Structure of WT thrombin (PDB 1PPB) highlighting residues 156-181CT (residues 197-222; green), residues 208-215CT (residues 256-263; red), and residues 216-228CT (residues 264-276; brown). The sidechains of Trp215CT (blue), Phe227CT (cyan), and the catalytic triad (black) are shown as sticks. A) Uptake plots corresponding to residues 156-180CT (residues 197-221; MH+ 2896.550), 161-170CT (residues 202-211; MH+ 1155.619), and 161-181CT (residues 202-222; MH+ 2490.296). B) Uptake plots corresponding to residues 208-227CT (residues 256-275; MH+ 2152.943, MH+ 2191.954, and MH+ 2267.985 for W215A, F227A, and WT respectively), residues 212-227CT (residues 260-275; MH+ 1673.760, MH+ 1715.806, and MH+ 1788.801 for W215A, W215I, and WT respectively), and residues 212-228CT (residues 260-276; MH+ 1903.864 for F227V).

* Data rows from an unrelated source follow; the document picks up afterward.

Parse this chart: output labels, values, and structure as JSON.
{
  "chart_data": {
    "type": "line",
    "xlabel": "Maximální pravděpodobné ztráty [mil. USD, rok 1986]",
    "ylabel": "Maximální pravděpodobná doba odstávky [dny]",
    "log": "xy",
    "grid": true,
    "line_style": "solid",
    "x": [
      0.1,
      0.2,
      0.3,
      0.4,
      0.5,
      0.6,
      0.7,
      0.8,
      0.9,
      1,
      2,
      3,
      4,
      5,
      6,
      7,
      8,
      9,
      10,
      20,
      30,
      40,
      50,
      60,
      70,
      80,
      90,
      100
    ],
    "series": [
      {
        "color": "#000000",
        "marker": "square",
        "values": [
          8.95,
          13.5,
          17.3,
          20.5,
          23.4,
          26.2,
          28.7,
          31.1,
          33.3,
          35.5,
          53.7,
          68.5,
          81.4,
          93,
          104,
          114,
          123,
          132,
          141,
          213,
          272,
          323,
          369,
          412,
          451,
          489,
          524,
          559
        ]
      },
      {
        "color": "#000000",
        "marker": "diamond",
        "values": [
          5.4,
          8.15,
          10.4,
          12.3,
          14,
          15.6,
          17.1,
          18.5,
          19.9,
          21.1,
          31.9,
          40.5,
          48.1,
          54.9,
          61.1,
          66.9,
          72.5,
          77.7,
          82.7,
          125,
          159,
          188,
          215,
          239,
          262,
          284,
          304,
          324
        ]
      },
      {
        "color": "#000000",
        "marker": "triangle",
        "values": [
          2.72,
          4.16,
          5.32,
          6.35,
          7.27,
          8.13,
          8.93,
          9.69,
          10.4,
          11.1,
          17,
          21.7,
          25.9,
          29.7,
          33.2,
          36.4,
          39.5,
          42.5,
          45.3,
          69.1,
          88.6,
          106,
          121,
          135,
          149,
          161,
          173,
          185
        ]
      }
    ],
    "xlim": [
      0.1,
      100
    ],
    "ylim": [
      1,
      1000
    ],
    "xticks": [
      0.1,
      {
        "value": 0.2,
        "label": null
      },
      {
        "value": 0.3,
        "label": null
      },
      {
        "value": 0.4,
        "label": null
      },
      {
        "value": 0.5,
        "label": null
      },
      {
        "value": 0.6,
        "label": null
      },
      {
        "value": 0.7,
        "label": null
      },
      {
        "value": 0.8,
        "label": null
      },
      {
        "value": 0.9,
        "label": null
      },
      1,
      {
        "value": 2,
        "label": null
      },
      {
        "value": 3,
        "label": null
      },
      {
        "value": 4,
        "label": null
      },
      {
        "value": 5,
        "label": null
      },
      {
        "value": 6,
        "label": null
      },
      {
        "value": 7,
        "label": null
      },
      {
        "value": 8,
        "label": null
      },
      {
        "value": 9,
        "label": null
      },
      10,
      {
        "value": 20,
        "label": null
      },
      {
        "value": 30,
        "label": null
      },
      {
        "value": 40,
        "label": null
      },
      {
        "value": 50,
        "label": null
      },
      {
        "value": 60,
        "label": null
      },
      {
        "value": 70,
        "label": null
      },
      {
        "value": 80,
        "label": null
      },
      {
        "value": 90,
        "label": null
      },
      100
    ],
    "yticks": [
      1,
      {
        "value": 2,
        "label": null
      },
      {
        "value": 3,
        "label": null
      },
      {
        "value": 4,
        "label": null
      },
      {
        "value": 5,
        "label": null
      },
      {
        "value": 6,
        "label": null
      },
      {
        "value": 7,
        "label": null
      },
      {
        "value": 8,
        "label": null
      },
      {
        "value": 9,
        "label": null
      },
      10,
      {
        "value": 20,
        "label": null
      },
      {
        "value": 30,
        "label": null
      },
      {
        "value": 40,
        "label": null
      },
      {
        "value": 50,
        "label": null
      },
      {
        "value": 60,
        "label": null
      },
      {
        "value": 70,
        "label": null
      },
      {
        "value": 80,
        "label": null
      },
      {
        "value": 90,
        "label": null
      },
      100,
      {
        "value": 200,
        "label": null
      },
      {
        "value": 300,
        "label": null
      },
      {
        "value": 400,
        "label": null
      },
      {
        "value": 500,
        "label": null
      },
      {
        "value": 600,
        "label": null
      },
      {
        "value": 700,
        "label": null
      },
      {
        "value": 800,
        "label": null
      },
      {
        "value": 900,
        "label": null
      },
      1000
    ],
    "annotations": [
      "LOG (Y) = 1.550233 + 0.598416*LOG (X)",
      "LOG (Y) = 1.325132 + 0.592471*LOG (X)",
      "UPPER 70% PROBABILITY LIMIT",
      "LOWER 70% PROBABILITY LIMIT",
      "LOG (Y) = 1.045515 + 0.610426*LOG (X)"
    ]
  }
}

The mutant residue, if present, is underlined in the peptide sequence shown. C) Uptake plots corresponding to residues 208-214CT (residues 256-262; MH+ 797.386) and 208-215CT (residues 256-263; MH+ 983.466). Deuterium incorporation over 5 min into the multiple peptides that cover these regions are shown for WT thrombin (grey) as well as the F227A (orange), F227V (red), W215A (cyan), and W215I (purple) mutants under experimental conditions of 100 mM NaCl.